Une bataille pour le chèque ou pour l’emploi ?

Depuis le début du conflit, on sent dans les différentes prises de paroles, tracts, et discussions, que la question n’est pas tranchée. S’agit-il de refuser le PSE et ses suppressions d’emplois ou d’en accepter le cadre en négociant seulement les indemnités, et plus généralement les "mesures d’accompagnement" ?

Cela n’a l’air de rien, mais les revendications avancées jouent souvent un rôle important. Dans le cadre d’une lutte ouvrière, elles ne sont pas une simple demande au patron, mais permettent surtout de fixer un but, et donc de se serrer les coudes autour d’un objectif à atteindre. Se battre pour le maintien total des emplois n’est pas la même chose que se battre pour des indemnités de licenciements plus élevées. Quand dans les ateliers, les collègues expliquent que "faire grève juste pour le chèque, ça ne m’intéresse pas", ils témoignent de cela.

C’est le bilan, amer, que tirait récemment Xavier Mathieu, figure emblématique des Continental, expliquant la casse sociale qu’avait représenté le PSE (et son lot de suicides, de chômeurs et de dépressions) face à laquelle les indemnités avaient en fait été bien peu de choses… Habituellement, s’engager dans une lutte n’est pas un choix que l’on prend à la légère. C’est pour cette raison que pour entraîner largement, la question est aussi de proposer une bataille et des objectifs « qui vaillent la peine ».

Cette question s’était aussi posé dans la lutte de PSA Aulnay contre leur PSE, et les ouvriers en tirent un bilan similaire sur les indemnités.

En Espagne, les travailleurs de Panrico avaient tenté de représenter un tel pôle à une large échelle, en menant une grève très longue pour « 0 licenciement, 0 baisse de salaires », refusant ainsi d’être divisés entre « ceux qui partent » et « ceux qui restent » (et qui, soit dit en passant, seront censés assumer la charge de travail supplémentaire qu’effectuaient avant les licenciés).
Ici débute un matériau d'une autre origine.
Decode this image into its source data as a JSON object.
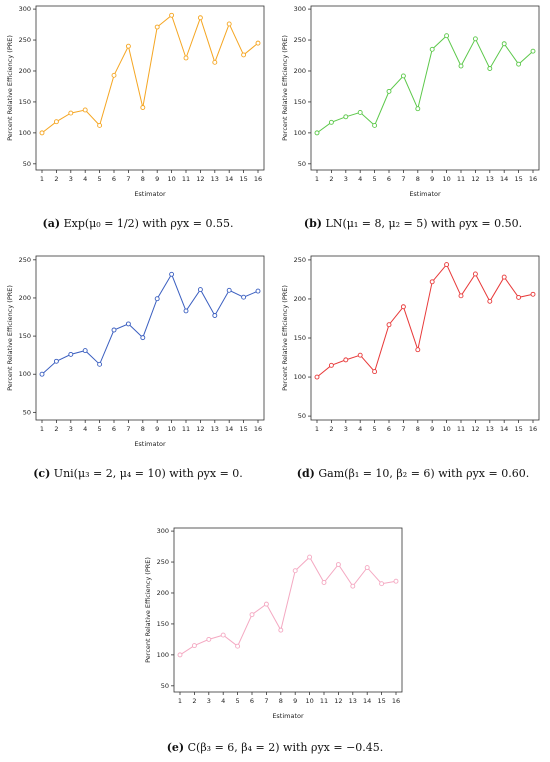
{
  "chart_data": [
    {
      "id": "a",
      "type": "line",
      "xlabel": "Estimator",
      "ylabel": "Percent Relative Efficiency (PRE)",
      "x": [
        1,
        2,
        3,
        4,
        5,
        6,
        7,
        8,
        9,
        10,
        11,
        12,
        13,
        14,
        15,
        16
      ],
      "values": [
        100,
        118,
        132,
        137,
        112,
        193,
        240,
        141,
        271,
        290,
        221,
        286,
        214,
        276,
        226,
        245
      ],
      "ylim": [
        40,
        305
      ],
      "yticks": [
        50,
        100,
        150,
        200,
        250,
        300
      ],
      "color": "#f5a623",
      "caption_label": "(a)",
      "caption_text": "Exp(μ₀ = 1/2) with ρyx = 0.55."
    },
    {
      "id": "b",
      "type": "line",
      "xlabel": "Estimator",
      "ylabel": "Percent Relative Efficiency (PRE)",
      "x": [
        1,
        2,
        3,
        4,
        5,
        6,
        7,
        8,
        9,
        10,
        11,
        12,
        13,
        14,
        15,
        16
      ],
      "values": [
        100,
        117,
        126,
        133,
        112,
        167,
        192,
        139,
        235,
        257,
        208,
        252,
        204,
        244,
        211,
        232
      ],
      "ylim": [
        40,
        305
      ],
      "yticks": [
        50,
        100,
        150,
        200,
        250,
        300
      ],
      "color": "#5cc84a",
      "caption_label": "(b)",
      "caption_text": "LN(μ₁ = 8, μ₂ = 5) with ρyx = 0.50."
    },
    {
      "id": "c",
      "type": "line",
      "xlabel": "Estimator",
      "ylabel": "Percent Relative Efficiency (PRE)",
      "x": [
        1,
        2,
        3,
        4,
        5,
        6,
        7,
        8,
        9,
        10,
        11,
        12,
        13,
        14,
        15,
        16
      ],
      "values": [
        100,
        117,
        126,
        131,
        113,
        158,
        166,
        148,
        199,
        231,
        183,
        211,
        177,
        210,
        201,
        209
      ],
      "ylim": [
        40,
        255
      ],
      "yticks": [
        50,
        100,
        150,
        200,
        250
      ],
      "color": "#3b5fc0",
      "caption_label": "(c)",
      "caption_text": "Uni(μ₃ = 2, μ₄ = 10) with ρyx = 0."
    },
    {
      "id": "d",
      "type": "line",
      "xlabel": "",
      "ylabel": "Percent Relative Efficiency (PRE)",
      "x": [
        1,
        2,
        3,
        4,
        5,
        6,
        7,
        8,
        9,
        10,
        11,
        12,
        13,
        14,
        15,
        16
      ],
      "values": [
        100,
        115,
        122,
        128,
        107,
        167,
        190,
        135,
        222,
        244,
        204,
        232,
        197,
        228,
        202,
        206
      ],
      "ylim": [
        45,
        255
      ],
      "yticks": [
        50,
        100,
        150,
        200,
        250
      ],
      "color": "#e83a3a",
      "caption_label": "(d)",
      "caption_text": "Gam(β₁ = 10, β₂ = 6) with ρyx = 0.60."
    },
    {
      "id": "e",
      "type": "line",
      "xlabel": "Estimator",
      "ylabel": "Percent Relative Efficiency (PRE)",
      "x": [
        1,
        2,
        3,
        4,
        5,
        6,
        7,
        8,
        9,
        10,
        11,
        12,
        13,
        14,
        15,
        16
      ],
      "values": [
        100,
        115,
        125,
        132,
        114,
        165,
        182,
        140,
        236,
        258,
        217,
        246,
        211,
        241,
        215,
        219
      ],
      "ylim": [
        40,
        305
      ],
      "yticks": [
        50,
        100,
        150,
        200,
        250,
        300
      ],
      "color": "#f4a9c2",
      "caption_label": "(e)",
      "caption_text": "C(β₃ = 6, β₄ = 2) with ρyx = −0.45."
    }
  ]
}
Mobilisation ou négociation ?

En réalité, ce sont surtout les syndicats qui veulent seulement négocier qui ont tendance à opposer les deux. Allant jusqu’à expliquer que la mobilisation pourrait être vue comme une provocation, et porter préjudice aux revendications. Ces organisations syndicales, FO et CFE-CGC, s’attribuent même le mérite des avancées sur le nombre de suppressions d’emplois, passées de 314 dans le projet initial à 220 aujourd’hui. Sans voir le rôle qu’à joué la mobilisation des salariés, et surtout la crainte d’une grève comme en décembre 2015, ou supérieure. C’est sur cette base que ces deux organisations ont expliqué aux salariés pourquoi il ne fallait pas participer à la grève impulsée par la CGT (seule, mais après de nombreuses tentatives d’initiatives communes). Tout en essayant d’apparaître comme les représentants de l’unité syndicale, en diffusant un tract commun, ce qui n’était pas arrivé depuis longtemps, et en pointant du doigt un mouvement de grève sectaire, voire "trop politique".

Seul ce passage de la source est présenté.